Countless boy-band graduates before him have signalled their entry to adulthood by trying to sound oversexed and overexposed, but Styles has jumped ahead past the vulnerability, all the way to the valley of humiliation. It doesn’t get more grown-up than that.

As for the rest of the album, it sounds mature enough to be eligible for AARP membership. Styles and his producers - including Jeff Bhasker, whose golden touch has expanded the fortunes of Bruno Mars, Lana Del Rey, Kanye West and Rihanna - seem deeply enamoured with the splendour of the 1970s, mixing the melodic stardust of David Bowie, Elton John and Paul McCartney’s Wings with a few dribbles from Pink Floyd’s lava lamp.

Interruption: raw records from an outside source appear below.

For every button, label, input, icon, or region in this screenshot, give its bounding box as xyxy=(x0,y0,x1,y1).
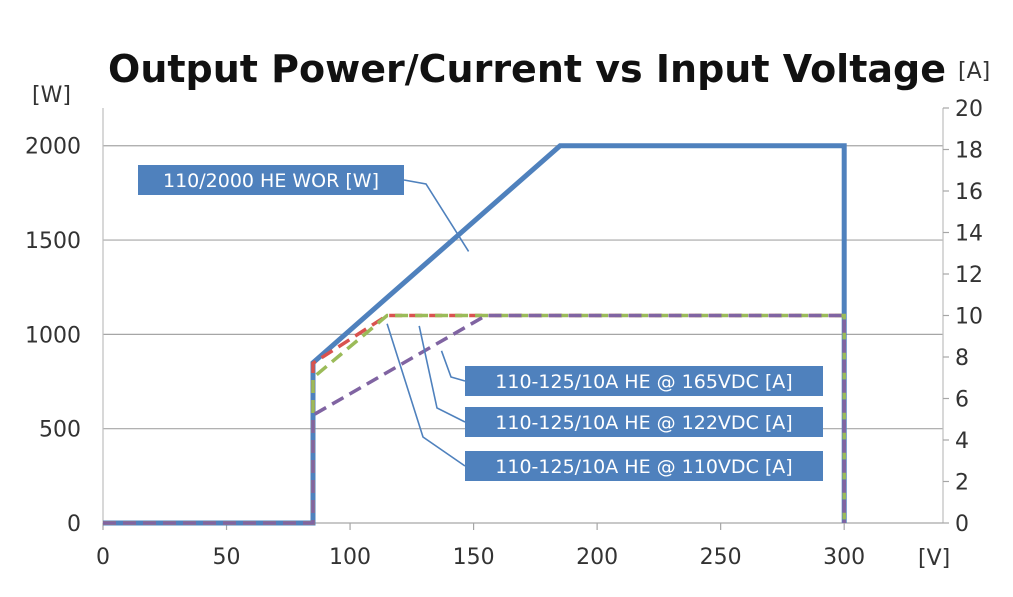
y-left-tick-label-4: 2000 xyxy=(25,135,81,160)
callout-label-0: 110/2000 HE WOR [W] xyxy=(163,170,379,192)
series-line-0 xyxy=(103,143,847,526)
y-right-tick-label-0: 0 xyxy=(955,512,969,537)
y-right-tick-label-2: 4 xyxy=(955,429,969,454)
callout-box-3 xyxy=(465,451,823,481)
y-right-tick-label-3: 6 xyxy=(955,388,969,413)
y-right-tick-label-1: 2 xyxy=(955,471,969,496)
y-left-tick-label-2: 1000 xyxy=(25,323,81,348)
callout-leader-0 xyxy=(403,179,470,252)
callout-box-1 xyxy=(465,366,823,396)
x-tick-label-0: 0 xyxy=(96,545,110,570)
callout-leader-1 xyxy=(440,350,466,382)
x-tick-label-2: 100 xyxy=(329,545,371,570)
y-left-tick-label-1: 500 xyxy=(39,418,81,443)
y-right-unit-label: [A] xyxy=(958,59,990,84)
y-left-tick-label-0: 0 xyxy=(67,512,81,537)
series-line-3 xyxy=(103,313,846,525)
callout-box-0 xyxy=(138,165,404,195)
x-tick-label-5: 250 xyxy=(700,545,742,570)
callout-layer: 110/2000 HE WOR [W] 110-125/10A HE @ 165V… xyxy=(138,165,823,481)
x-tick-label-6: 300 xyxy=(823,545,865,570)
y-left-unit-label: [W] xyxy=(32,83,71,108)
y-right-tick-label-10: 20 xyxy=(955,97,983,122)
callout-label-3: 110-125/10A HE @ 110VDC [A] xyxy=(495,456,792,478)
callout-label-2: 110-125/10A HE @ 122VDC [A] xyxy=(495,412,792,434)
chart-title: Output Power/Current vs Input Voltage xyxy=(108,47,946,91)
series-layer xyxy=(103,143,847,526)
callout-box-2 xyxy=(465,407,823,437)
y-right-tick-label-4: 8 xyxy=(955,346,969,371)
callout-leader-3 xyxy=(386,323,466,467)
y-left-tick-label-3: 1500 xyxy=(25,229,81,254)
callout-leader-2 xyxy=(418,325,466,423)
x-tick-label-1: 50 xyxy=(213,545,241,570)
x-tick-label-4: 200 xyxy=(576,545,618,570)
x-tick-label-3: 150 xyxy=(453,545,495,570)
y-right-tick-label-6: 12 xyxy=(955,263,983,288)
callout-label-1: 110-125/10A HE @ 165VDC [A] xyxy=(495,371,792,393)
y-right-tick-label-7: 14 xyxy=(955,222,983,247)
y-right-tick-label-5: 10 xyxy=(955,305,983,330)
y-right-tick-label-8: 16 xyxy=(955,180,983,205)
y-right-tick-label-9: 18 xyxy=(955,139,983,164)
x-unit-label: [V] xyxy=(918,546,950,571)
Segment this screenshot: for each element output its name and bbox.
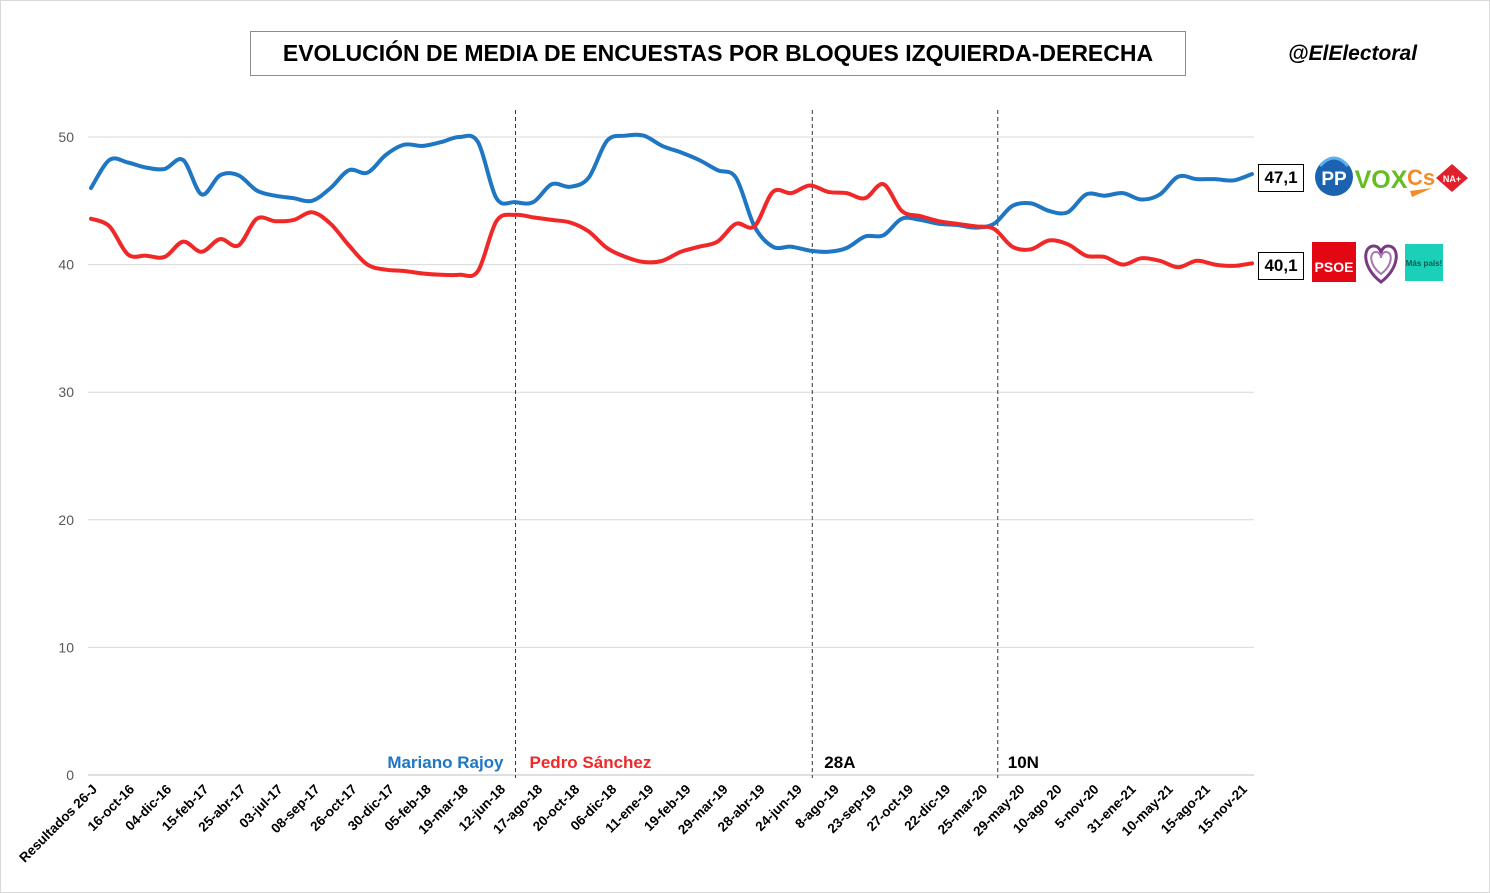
pp-logo: PP — [1315, 156, 1353, 196]
cs-logo: Cs — [1407, 165, 1435, 197]
period-labels: Mariano Rajoy Pedro Sánchez 28A 10N — [387, 753, 1039, 772]
psoe-logo-text: PSOE — [1315, 259, 1354, 275]
series-line-derecha — [89, 132, 1254, 254]
y-tick-label: 40 — [58, 257, 74, 273]
podemos-heart-logo — [1364, 244, 1398, 284]
end-label-izquierda: 40,1 — [1258, 252, 1304, 280]
pp-logo-text: PP — [1321, 169, 1347, 190]
gridlines — [88, 136, 1254, 648]
y-tick-label: 0 — [66, 767, 74, 783]
end-label-derecha: 47,1 — [1258, 164, 1304, 192]
cs-logo-text: Cs — [1407, 165, 1435, 190]
chart-title: EVOLUCIÓN DE MEDIA DE ENCUESTAS POR BLOQ… — [250, 31, 1186, 76]
series-line-izquierda — [89, 182, 1254, 279]
y-axis-ticks: 0 10 20 30 40 50 — [58, 129, 74, 783]
y-tick-label: 30 — [58, 384, 74, 400]
x-axis-ticks: Resultados 26-J16-oct-1604-dic-1615-feb-… — [16, 781, 1250, 865]
psoe-logo: PSOE — [1312, 242, 1356, 282]
period-label: Pedro Sánchez — [530, 753, 652, 772]
period-label: 28A — [824, 753, 855, 772]
na-plus-logo-text: NA+ — [1443, 174, 1461, 184]
period-label: 10N — [1008, 753, 1039, 772]
y-tick-label: 20 — [58, 512, 74, 528]
mas-pais-logo: Más país! — [1405, 244, 1443, 281]
na-plus-logo: NA+ — [1436, 164, 1468, 192]
mas-pais-logo-text: Más país! — [1406, 259, 1442, 268]
left-bloc-logos: PSOE Más país! — [1312, 242, 1443, 284]
author-handle: @ElElectoral — [1288, 42, 1418, 65]
right-bloc-logos: PP VOX Cs NA+ — [1315, 156, 1468, 197]
y-tick-label: 10 — [58, 639, 74, 655]
period-label: Mariano Rajoy — [387, 753, 504, 772]
period-dividers — [515, 110, 999, 778]
series-lines — [89, 132, 1254, 279]
y-tick-label: 50 — [58, 129, 74, 145]
vox-logo-text: VOX — [1355, 166, 1408, 194]
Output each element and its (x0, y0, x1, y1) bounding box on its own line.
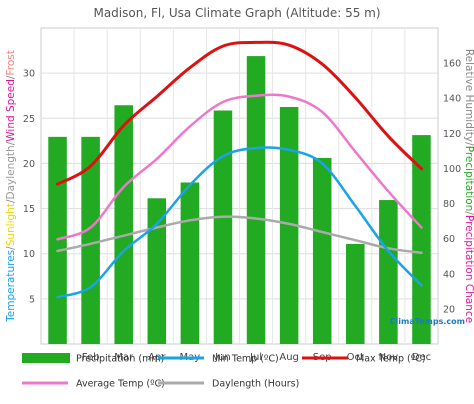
axis-label-part: Frost (5, 50, 17, 75)
left-tick-label: 30 (23, 69, 35, 80)
axis-label-part: / (5, 246, 17, 250)
legend-max-temp: Max Temp (ºC) (302, 354, 426, 365)
x-tick-label: Feb (82, 352, 100, 363)
left-tick-label: 10 (23, 249, 35, 260)
x-tick-label: Nov (379, 352, 399, 363)
precipitation-bar (213, 110, 233, 344)
x-tick-label: Jun (214, 352, 231, 363)
left-tick-label: 25 (23, 114, 35, 125)
axis-label-part: Temperatures (5, 250, 17, 323)
legend-label: Precipitation (mm) (76, 354, 164, 365)
axis-label-part: / (463, 142, 474, 146)
legend-label: Min Temp (ºC) (212, 354, 279, 365)
right-tick-label: 80 (443, 199, 455, 210)
left-axis-label: Temperatures/Sunlight/Daylength/Wind Spe… (5, 50, 17, 323)
left-tick-label: 15 (23, 204, 35, 215)
legend-label: Daylength (Hours) (212, 379, 299, 390)
right-axis-label: Relative Humidity/Precipitation/Precipit… (463, 49, 474, 323)
x-tick-label: Jul (249, 352, 262, 363)
watermark: ClimaTemps.com (390, 317, 465, 326)
axis-label-part: Precipitation (463, 146, 474, 212)
right-tick-label: 160 (443, 59, 461, 70)
left-tick-label: 20 (23, 159, 35, 170)
min-temp-line (56, 146, 423, 299)
left-tick-label: 5 (29, 294, 35, 305)
axis-label-part: / (5, 141, 17, 145)
legend-swatch (22, 353, 70, 363)
axis-label-part: Wind Speed (5, 79, 17, 142)
legend-average-temp: Average Temp (ºC) (22, 379, 165, 390)
precipitation-bar (412, 135, 431, 344)
precipitation-bars (48, 56, 431, 344)
legend-precipitation: Precipitation (mm) (22, 353, 164, 365)
right-tick-label: 120 (443, 129, 461, 140)
axis-label-part: Daylength (5, 145, 17, 199)
axes: 5101520253020406080100120140160JanFebMar… (5, 49, 474, 363)
axis-label-part: Relative Humidity (463, 49, 474, 142)
x-tick-label: Mar (114, 352, 134, 363)
right-tick-label: 100 (443, 164, 461, 175)
legend-daylength: Daylength (Hours) (158, 379, 299, 390)
legend-label: Average Temp (ºC) (76, 379, 165, 390)
x-tick-label: Apr (148, 352, 166, 363)
right-tick-label: 40 (443, 269, 455, 280)
precipitation-bar (81, 136, 100, 344)
precipitation-bar (180, 182, 200, 344)
axis-label-part: / (463, 211, 474, 215)
precipitation-bar (312, 157, 332, 344)
chart-title: Madison, Fl, Usa Climate Graph (Altitude… (93, 6, 380, 20)
daylength-line (56, 215, 423, 255)
max-temp-line (56, 40, 423, 186)
x-tick-label: Dec (412, 352, 431, 363)
right-tick-label: 140 (443, 94, 461, 105)
precipitation-bar (379, 200, 398, 344)
x-tick-label: Oct (347, 352, 364, 363)
average-temp-line (56, 93, 423, 241)
precipitation-bar (246, 56, 266, 344)
axis-label-part: / (5, 199, 17, 203)
precipitation-bar (279, 107, 299, 344)
legend-min-temp: Min Temp (ºC) (158, 354, 279, 365)
axis-label-part: / (5, 75, 17, 79)
right-tick-label: 20 (443, 304, 455, 315)
axis-label-part: Precipitation Chance (463, 215, 474, 323)
x-tick-label: Aug (279, 352, 299, 363)
precipitation-bar (114, 105, 133, 344)
temperature-lines (56, 40, 423, 299)
legend: Precipitation (mm) Min Temp (ºC) Max Temp … (22, 353, 426, 390)
precipitation-bar (346, 243, 365, 344)
axis-label-part: Sunlight (5, 203, 17, 246)
precipitation-bar (147, 198, 167, 344)
legend-label: Max Temp (ºC) (356, 354, 426, 365)
right-tick-label: 60 (443, 234, 455, 245)
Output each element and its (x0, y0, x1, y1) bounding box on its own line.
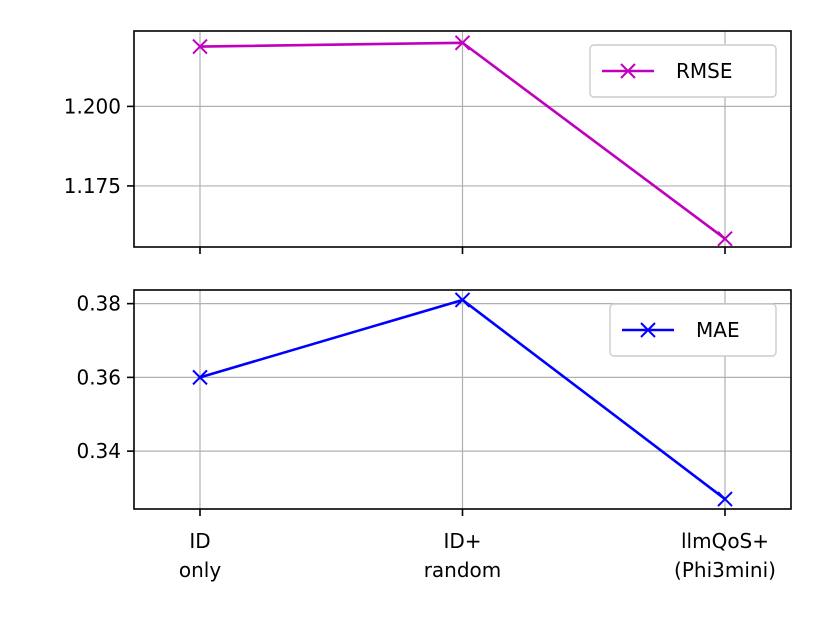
y-tick-label: 1.175 (64, 174, 121, 198)
data-point-marker (717, 491, 733, 507)
data-point-marker (454, 292, 471, 308)
y-tick-label: 1.200 (64, 94, 121, 118)
x-tick-label: ID+ (443, 529, 481, 553)
subplot-2: 0.34 0.36 0.38 MAE ID only ID+ random llmQoS+ (Ph… (76, 289, 792, 582)
data-point-marker (192, 38, 208, 55)
x-tick-label: ID (189, 529, 210, 553)
legend-box (589, 44, 777, 98)
x-tick-label: only (179, 558, 221, 582)
legend-marker (640, 322, 656, 338)
data-point-marker (454, 35, 471, 51)
x-tick-label: (Phi3mini) (674, 558, 776, 582)
data-point-marker (717, 231, 733, 247)
y-tick-label: 0.34 (76, 439, 121, 463)
y-tick-label: 0.36 (76, 365, 121, 389)
legend-label: MAE (696, 318, 740, 342)
legend-marker (620, 63, 636, 79)
x-tick-label: llmQoS+ (681, 529, 769, 553)
axes-frame (133, 289, 792, 510)
legend-box (609, 303, 777, 357)
subplot-1: 1.175 1.200 RMSE (64, 30, 792, 254)
x-tick-label: random (424, 558, 502, 582)
y-tick-label: 0.38 (76, 292, 121, 316)
legend-label: RMSE (676, 59, 732, 83)
data-point-marker (192, 369, 208, 386)
legend: RMSE (589, 44, 777, 98)
legend: MAE (609, 303, 777, 357)
axes-frame (133, 30, 792, 248)
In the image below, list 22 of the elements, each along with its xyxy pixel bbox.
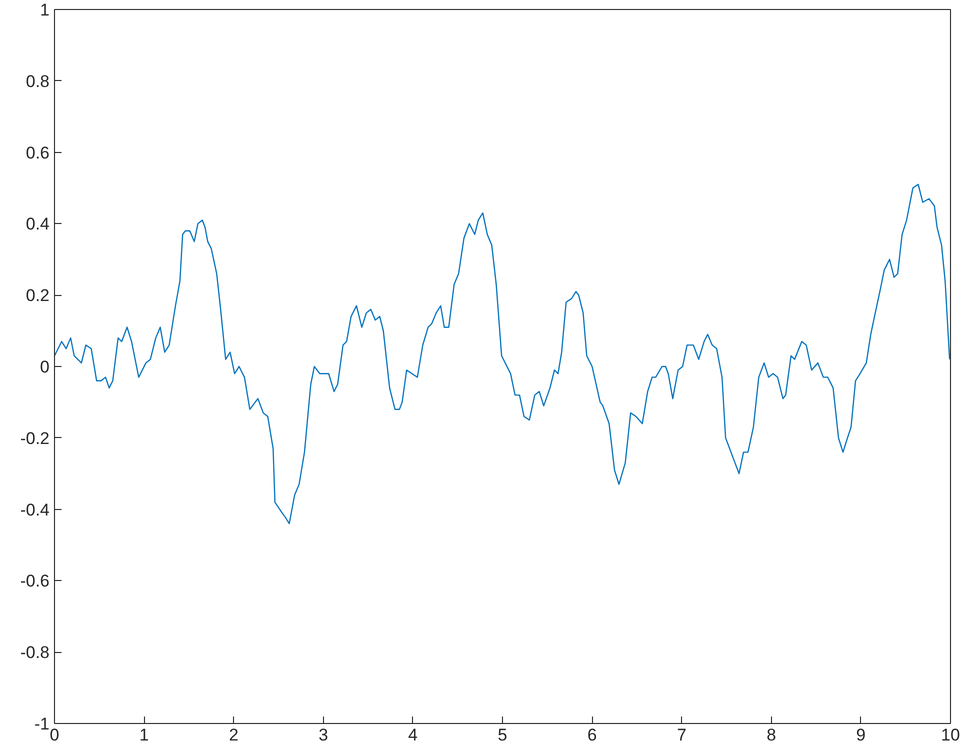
x-tick-label: 8	[766, 726, 776, 744]
y-tick-label: 1	[40, 0, 50, 20]
x-tick-label: 5	[498, 726, 508, 744]
y-tick-label: 0	[40, 358, 50, 376]
y-tick-label: -0.6	[20, 572, 50, 591]
x-tick-label: 3	[318, 726, 328, 744]
x-tick-label: 10	[941, 726, 960, 744]
x-tick-label: 9	[856, 726, 866, 744]
x-tick-label: 7	[676, 726, 686, 744]
x-tick-label: 6	[587, 726, 597, 744]
y-tick-label: 0.4	[26, 214, 50, 234]
y-tick-label: 0.2	[26, 286, 50, 306]
y-tick-label: 0.8	[26, 72, 50, 91]
line-series	[54, 184, 950, 524]
x-tick-label: 2	[228, 726, 238, 744]
y-tick-label: 0.6	[26, 143, 50, 162]
y-tick-label: -0.8	[20, 643, 50, 662]
y-tick-label: -0.4	[20, 500, 50, 520]
y-tick-label: -0.2	[20, 428, 50, 448]
x-tick-label: 4	[408, 726, 418, 744]
x-tick-label: 1	[139, 726, 149, 744]
y-tick-label: -1	[34, 714, 50, 734]
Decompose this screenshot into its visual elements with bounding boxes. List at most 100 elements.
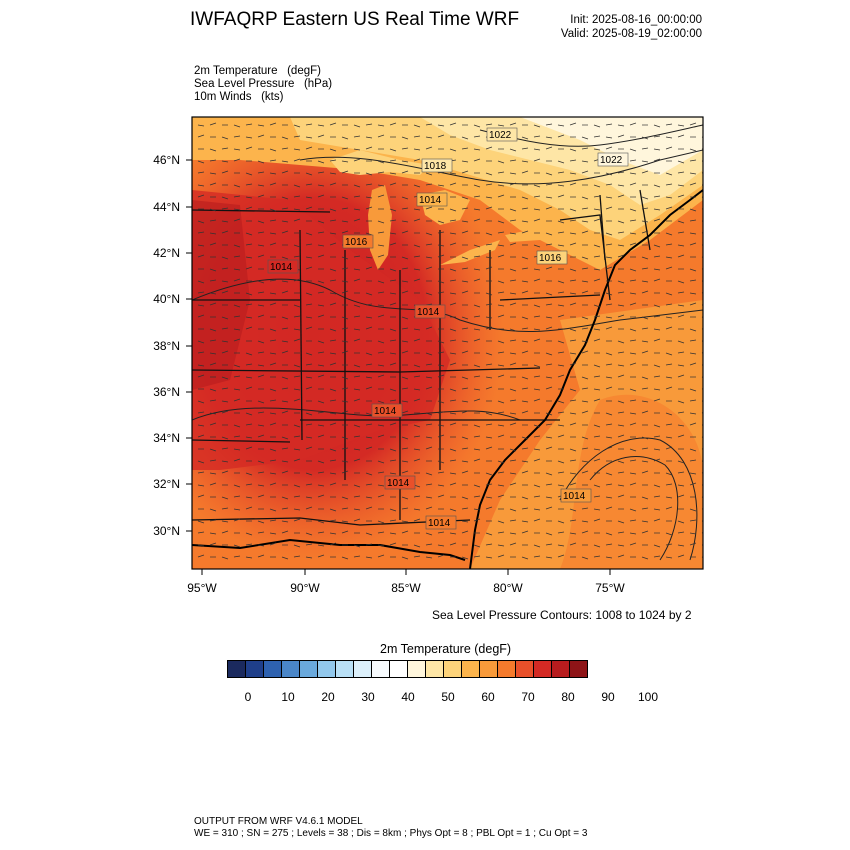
wind-barb (461, 400, 469, 403)
wind-barb (677, 520, 685, 524)
wind-barb (209, 232, 217, 235)
wind-barb (665, 243, 673, 246)
wind-barb (341, 256, 349, 260)
colorbar-cell (551, 660, 570, 678)
wind-barb (365, 123, 373, 126)
wind-barb (425, 436, 433, 439)
wind-barb (533, 195, 541, 198)
wind-barb (677, 314, 685, 318)
wind-barb (353, 278, 361, 282)
wind-barb (317, 484, 325, 487)
wind-barb (509, 532, 517, 535)
wind-barb (245, 146, 253, 150)
wind-barb (521, 507, 529, 510)
wind-barb (425, 506, 433, 510)
wind-barb (461, 290, 469, 294)
wind-barb (365, 363, 373, 366)
pressure-label: 1018 (421, 158, 453, 173)
wind-barb (509, 182, 517, 186)
wind-barb (449, 508, 457, 512)
svg-text:1022: 1022 (489, 130, 512, 141)
wind-barb (257, 531, 265, 534)
wind-barb (233, 315, 241, 318)
wind-barb (665, 136, 673, 139)
wind-barb (437, 544, 445, 547)
wind-barb (317, 494, 325, 498)
wind-barb (413, 364, 421, 368)
wind-barb (293, 555, 301, 558)
wind-barb (197, 314, 205, 318)
wind-barb (485, 326, 493, 330)
wind-barb (209, 242, 217, 246)
wind-barb (389, 472, 397, 475)
colorbar-cell (479, 660, 498, 678)
footer-settings: WE = 310 ; SN = 275 ; Levels = 38 ; Dis … (194, 828, 588, 839)
wind-barb (341, 470, 349, 474)
wind-barb (389, 159, 397, 162)
wind-barb (449, 268, 457, 272)
wind-barb (221, 327, 229, 330)
wind-barb (593, 338, 601, 342)
wind-barb (653, 424, 661, 428)
wind-barb (209, 302, 217, 306)
wind-barb (401, 530, 409, 534)
wind-barb (209, 448, 217, 452)
wind-barb (593, 448, 601, 451)
wind-barb (605, 256, 613, 259)
wind-barb (473, 375, 481, 378)
valid-time: Valid: 2025-08-19_02:00:00 (560, 28, 702, 40)
wind-barb (641, 267, 649, 270)
wind-barb (653, 184, 661, 188)
wind-barb (617, 194, 625, 198)
wind-barb (617, 411, 625, 414)
wind-barb (389, 422, 397, 426)
wind-barb (581, 267, 589, 270)
wind-barb (389, 268, 397, 272)
wind-barb (569, 148, 577, 152)
lat-label: 46°N (153, 153, 180, 167)
wind-barb (461, 327, 469, 330)
wind-barb (377, 291, 385, 294)
wind-barb (665, 206, 673, 210)
wind-barb (329, 482, 337, 486)
wind-barb (401, 160, 409, 163)
wind-barb (353, 484, 361, 488)
wind-barb (269, 472, 277, 475)
wind-barb (365, 172, 373, 176)
wind-barb (377, 424, 385, 427)
wind-barb (689, 412, 697, 415)
wind-barb (461, 470, 469, 474)
wind-barb (329, 542, 337, 546)
state-boundaries (192, 189, 651, 526)
wind-barb (605, 146, 613, 150)
wind-barb (557, 544, 565, 547)
wind-barb (545, 136, 553, 139)
wind-barb (593, 208, 601, 211)
wind-barb (425, 556, 433, 559)
wind-barb (581, 170, 589, 174)
wind-barb (317, 364, 325, 367)
wind-barb (377, 520, 385, 524)
wind-barb (473, 544, 481, 548)
wind-barb (197, 400, 205, 404)
wind-barb (425, 136, 433, 139)
wind-barb (545, 123, 553, 126)
wind-barb (197, 531, 205, 534)
wind-barb (425, 386, 433, 390)
wind-barb (269, 208, 277, 212)
wind-barb (413, 208, 421, 211)
wind-barb (521, 410, 529, 414)
wind-barb (653, 484, 661, 488)
colorbar-tick-label: 0 (244, 690, 252, 704)
wind-barb (521, 316, 529, 320)
wind-barb (629, 159, 637, 162)
wind-barb (533, 184, 541, 188)
wind-barb (593, 424, 601, 428)
wind-barb (533, 508, 541, 511)
wind-barb (197, 364, 205, 367)
wind-barb (545, 363, 553, 366)
wind-barb (605, 472, 613, 476)
wind-barb (689, 219, 697, 222)
wind-barb (557, 400, 565, 404)
lon-labels: 95°W 90°W 85°W 80°W 75°W (187, 581, 625, 595)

It feels more formal than grand, and because the soundscape is so well trodden, Styles never sounds anything less than comfortable. Even when he’s asking urgent questions from the top of his voice - “Why are we always stuck and running from the bullets?” on Sign of the Times - everything goes diffuse in a falsetto mist.

Of the 10 tracks here, there are two peculiarities, Kiwi and Only Angel, a pair of songs that flirt with the cheek and pomp of hair metal but remain too tasteful to generate any significant friction.

By the time you reach the end of this album, it will have felt like a nine-song walk-up to From the Dining Table, anyway - that perilous ballad about feeling worked up and ashamed in a lonely hotel room. It begins with just Styles and his acoustic guitar in isolation, and then an optimistic thought: “Maybe one day, you’ll call me and tell me that you’re sorry, too.”

That’s a cowardly way to apologise to someone, and Styles knows it. The strings vanish and he’s alone again with his guitar, his frustration, his humiliation, and the greatest song he’s ever sung.